Both West Ham and Liverpool are limping heading into this match. One constant for the Hammers should highlight the offensive output and star in the marquee matchup.
As mentioned, both West Ham and Liverpool are coming into this match at far less than 100%. For Liverpool, a string of centre-back injuries now see them without Virgil Van Dijk, Joel Matip, and Fabinho who all picked up injuries in the past few weeks. This leaves them extremely thin and reliant on youngsters to fill in beside Joe Gomez.

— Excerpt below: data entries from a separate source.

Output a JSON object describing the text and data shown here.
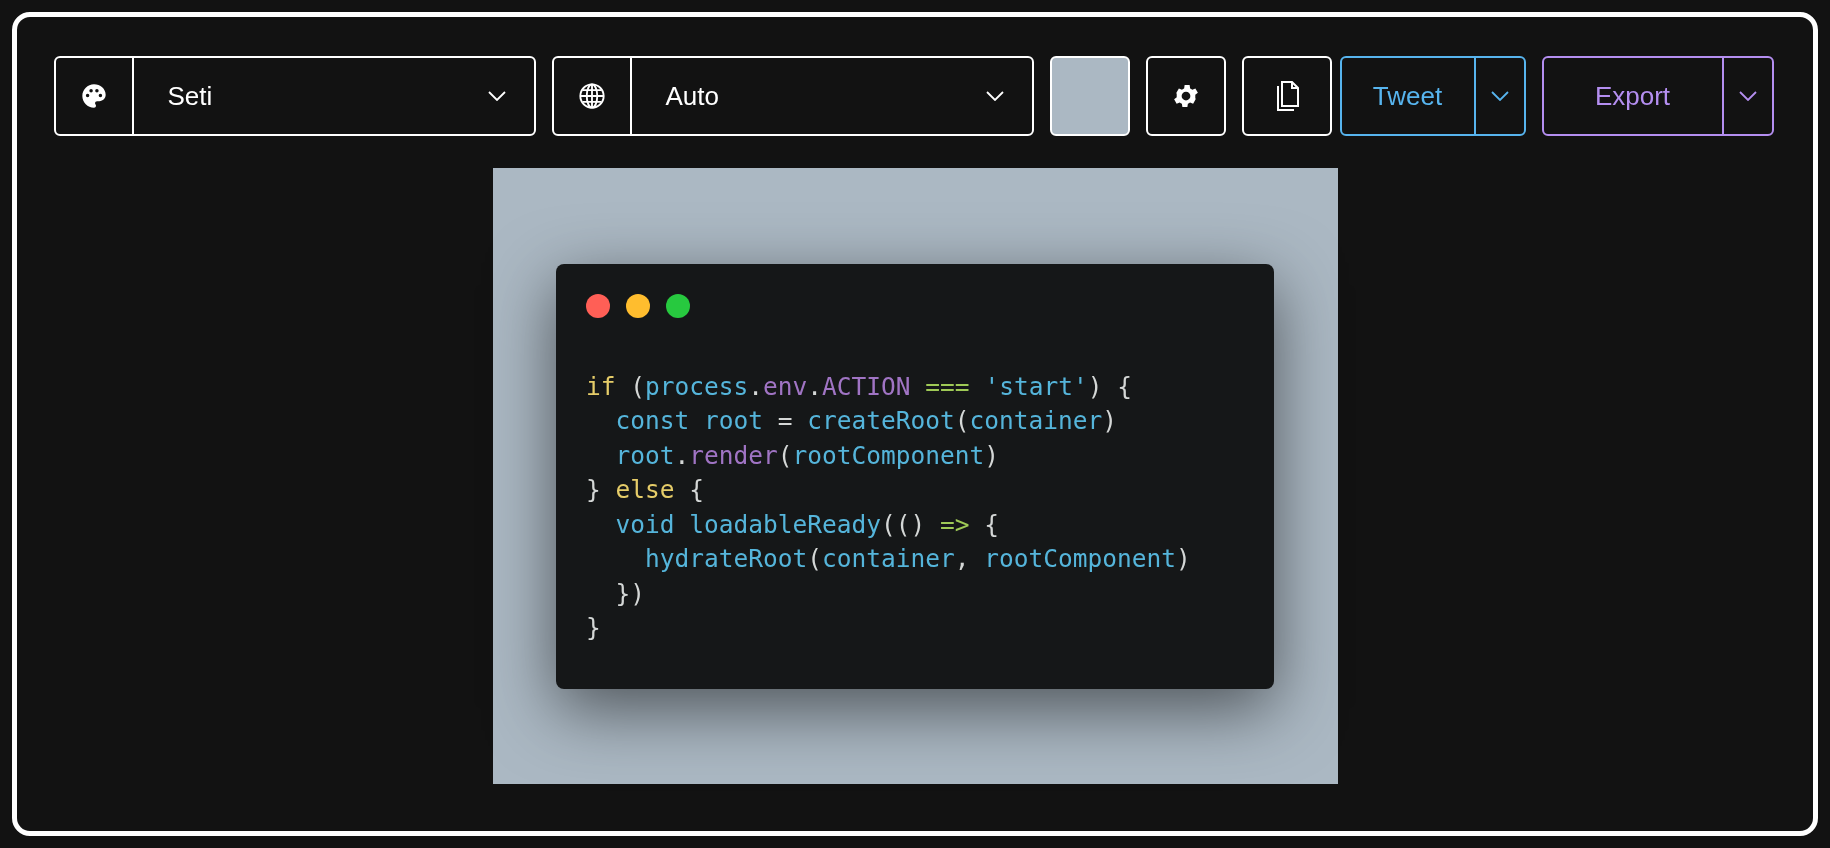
{
  "toolbar": {
    "theme": {
      "value": "Seti"
    },
    "language": {
      "value": "Auto"
    },
    "background_swatch": {
      "color": "#abb8c3"
    },
    "tweet": {
      "label": "Tweet"
    },
    "export": {
      "label": "Export"
    }
  },
  "code_window": {
    "lines": [
      [
        {
          "text": "if",
          "kind": "keyword"
        },
        {
          "text": " (",
          "kind": "punct"
        },
        {
          "text": "process",
          "kind": "ident"
        },
        {
          "text": ".",
          "kind": "punct"
        },
        {
          "text": "env",
          "kind": "prop"
        },
        {
          "text": ".",
          "kind": "punct"
        },
        {
          "text": "ACTION ",
          "kind": "prop"
        },
        {
          "text": "===",
          "kind": "op"
        },
        {
          "text": " 'start'",
          "kind": "ident"
        },
        {
          "text": ") {",
          "kind": "punct"
        }
      ],
      [
        {
          "text": "  const root",
          "kind": "ident"
        },
        {
          "text": " = ",
          "kind": "punct"
        },
        {
          "text": "createRoot",
          "kind": "ident"
        },
        {
          "text": "(",
          "kind": "punct"
        },
        {
          "text": "container",
          "kind": "ident"
        },
        {
          "text": ")",
          "kind": "punct"
        }
      ],
      [
        {
          "text": "  root",
          "kind": "ident"
        },
        {
          "text": ".",
          "kind": "punct"
        },
        {
          "text": "render",
          "kind": "prop"
        },
        {
          "text": "(",
          "kind": "punct"
        },
        {
          "text": "rootComponent",
          "kind": "ident"
        },
        {
          "text": ")",
          "kind": "punct"
        }
      ],
      [
        {
          "text": "} ",
          "kind": "punct"
        },
        {
          "text": "else",
          "kind": "keyword"
        },
        {
          "text": " {",
          "kind": "punct"
        }
      ],
      [
        {
          "text": "  void loadableReady",
          "kind": "ident"
        },
        {
          "text": "(() ",
          "kind": "punct"
        },
        {
          "text": "=>",
          "kind": "op"
        },
        {
          "text": " {",
          "kind": "punct"
        }
      ],
      [
        {
          "text": "    hydrateRoot",
          "kind": "ident"
        },
        {
          "text": "(",
          "kind": "punct"
        },
        {
          "text": "container",
          "kind": "ident"
        },
        {
          "text": ", ",
          "kind": "punct"
        },
        {
          "text": "rootComponent",
          "kind": "ident"
        },
        {
          "text": ")",
          "kind": "punct"
        }
      ],
      [
        {
          "text": "  })",
          "kind": "punct"
        }
      ],
      [
        {
          "text": "}",
          "kind": "punct"
        }
      ]
    ]
  }
}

West Ham is without their starting striker now, Michail Antonio, who has been confirmed out and possibly beyond by David Moyes in his pre-match press conference. There aren’t any other notable injuries for the Hammers, but this is a massive injury blow to the spearhead of this squad’s offence.
A few different starting XIs have been cooked up for this team without Antonio, and despite near-wholesale changes to the team, only one player is seemingly sticking in the attacking trio when West Ham clash with Liverpool, and that is Jarrod Bowen.
Many are calling for Sebastien Haller, Said Benrahma, Pablo Fornal, Manuel Lanzini, and even Andriy Yarmolenko for this match, all at the expense of each other. Jarrod Bowen, however, has remained in at right-wing or striker in most every assembled XI.
Working off of a Benrahma/Fornals left-wing and Haller striker front line, Bowen on the right-wing will have plenty of work to do to support Haller, trackback, and create on his own, all compounded by Andy Robertson lining up opposite him at left-back for the Reds.
Robertson is the better defending fullback of Liverpool’s elite set of wide defenders but still likes to get forward and be adventurous whenever the opportunity presents itself for him. Bowen can capitalize on this by playing off of Vladimir Coufal and beating Robertson once possession is turned over.
With Robertson’s propensity to get forward and impact the attack, Bowen will have miles put on him after this match simply from tracking the deeper runs from the fullback. This will obviously pull him deeper and make the opportunities to expose Robertson fewer and far between, however with help from Coufal, Bowen can hopefully be sprung a few times to instigate the attack from wide.
Far from a deciding player battle for the entire match, West Ham are being forced through injury to rely on secondary scoring and Liverpool are being forced to lean on their veteran fullbacks to help bail out their shallow defensive core. While neither are make-or-break positions, they could help dictate the game flow and factor into which team gets the win.